Meine Ziele die ich mir Wünsche für die nächsten 6 Monate

(danach gibt es dann weitere Ziele, zu große setze ich mir nicht mehr. Das geht dann schief und man gibt dann eher auf)

  • Ohne Schmerzen wieder einmal um dem Blog Spazieren gehen
  • Haushalt machen ohne das ich immer um Hilfe bitten muss
  • Treppen wieder Sicherer gehen

Mein Leben – das bin ich

Nun zu mir. Wer bin ich? Ich bin Julia, eine geborene Kieler Sprotte. Sternzeichen Waage und 1974 geboren. Ich bin mit Tieren und Pferden groß geworden und war immer im Stall. Später habe ich einige Jahre im Tierheim gearbeitet, eine tolle Zeit. In der ich aber nicht nur alles über die Tiere gelernt habe. Dort natürlich die Tiere versorgt habe und mir immer klar war, das man dort am meisten Putzen muss. Aber ich habe auch die Menschen dort besser kennengelernt. Leider nicht immer von der guten Seite. Dort habe ich auch meine erste Hündin lieben gelernt und sie Adoptiert auch mit dem älteren Alter. Tiere waren immer das wichtigste und ich hatte immer eine besondere Verbindung. Diese hat sich nicht nur bei meinen Tieren bemerkbar gemacht, sondern auch draußen in der Natur. Die Enten sind mir vom Kanal bis nach Hause nachgelaufen, selbst ein Pony das mal ausgebrochen ist, ist bis nach Hause nachgelaufen und das ohne Strick.

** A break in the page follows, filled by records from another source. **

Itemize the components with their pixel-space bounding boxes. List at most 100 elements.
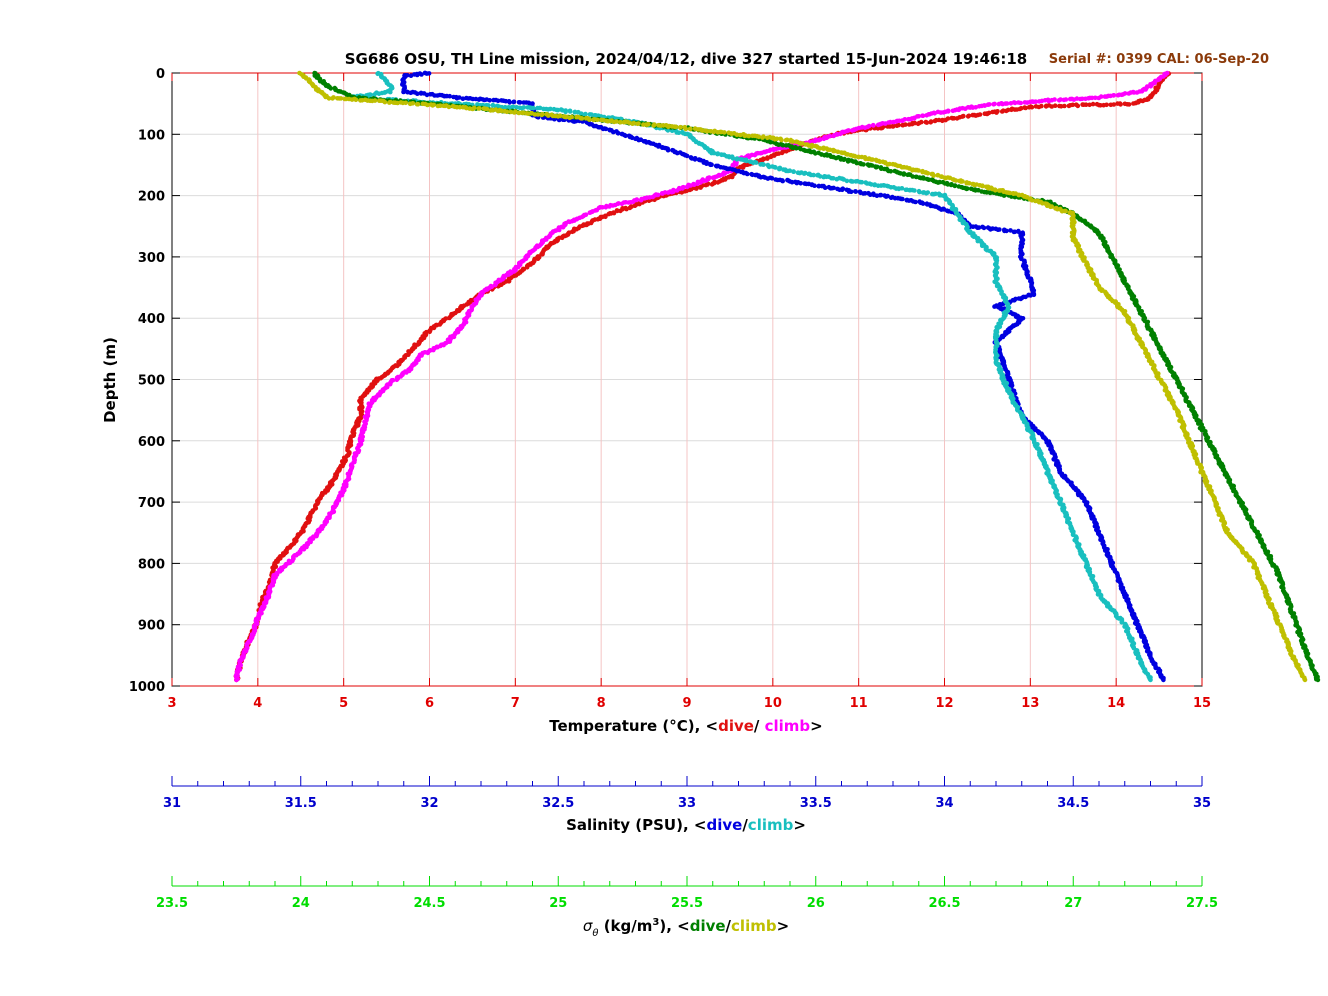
sigma-climb-point: [618, 119, 623, 125]
temperature-dive-point: [894, 123, 900, 128]
temperature-climb-point: [1115, 93, 1121, 98]
salinity-dive-point: [684, 153, 690, 159]
temperature-climb-point: [1008, 101, 1014, 106]
temperature-climb-point: [870, 122, 876, 128]
salinity-dive-point: [745, 171, 750, 177]
salinity-dive-point: [885, 193, 890, 199]
temperature-axis-label: Temperature (°C), <dive/ climb>: [549, 717, 823, 735]
temperature-tick-label: 14: [1107, 696, 1125, 711]
sigma-climb-point: [425, 102, 430, 108]
sigma-climb-point: [993, 188, 998, 193]
salinity-climb-point: [787, 168, 793, 173]
sigma-climb-point: [870, 157, 875, 162]
sigma-climb-point: [353, 97, 359, 103]
temperature-tick-label: 6: [425, 696, 434, 711]
salinity-dive-point: [556, 117, 562, 123]
salinity-tick-label: 31.5: [285, 796, 317, 811]
salinity-dive-point: [503, 98, 509, 104]
temperature-climb-point: [950, 108, 956, 114]
salinity-climb-point: [859, 179, 865, 185]
salinity-dive-point: [507, 100, 512, 105]
sigma-climb-point: [704, 129, 710, 134]
salinity-label-sep: /: [742, 816, 748, 834]
sigma-tick-label: 27.5: [1186, 896, 1218, 911]
temperature-tick-label: 8: [597, 696, 606, 711]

Urlaub auf einen Hof von Freunden war auch klasse. Die Hühner sind mir überall nachgelaufen, selbst die Schafe dort konnte ich beschäftigen und Reiten war dort auch toll. Leider wurde dann das Arbeiten im Tierheim für mich zu Kompliziert weil ich das Körperlich nicht mehr geschafft habe. Aber ich wurde älter und irgendwann  habe ich meine eigene Familie gegründet mit 3 Kindern und was immer wichtig ist, alles was ich liebe habe ich immer Verteidigt und liebe Sie abgöttisch. Auch nach meiner Scheidung musste das Leben weiter gehen. Nicht einfach, das man sich umstellen musste und habe das Dank Freunden hinbekommen. Das war nie einfach, gerade auch wegen der Gesundheit und das sich die Depressionen leider mit meinen Leben verbündet haben.

Die zum Jahr 2016 bin ich jemand gewesen der gerne Raus geht und spazieren geht. Ich liebte das Einkaufen und das Bummeln in der Stadt, einfach mal wo was trinken gehen. Raus gehen wann immer ich konnte und ich habe mich viel Bewegt und auch angefangen Abzunehmen. Für mich war eigentlich alles gut, ich habe nie drüber nachgedacht das ich von jetzt auf gleich nicht mehr laufen kann. Das jede Bewegung mir schwerfällt und das ich nicht mehr raus gehen kann, wie ich wollte. Nie habe ich drüber nachgedacht in meinem Alten auf Hilfe angewiesen zu sein. Doch es war so, von jetzt auf gleich brauchte ich Hilfe und nichts war, wie es war. Mein Leben gab es so nicht mehr.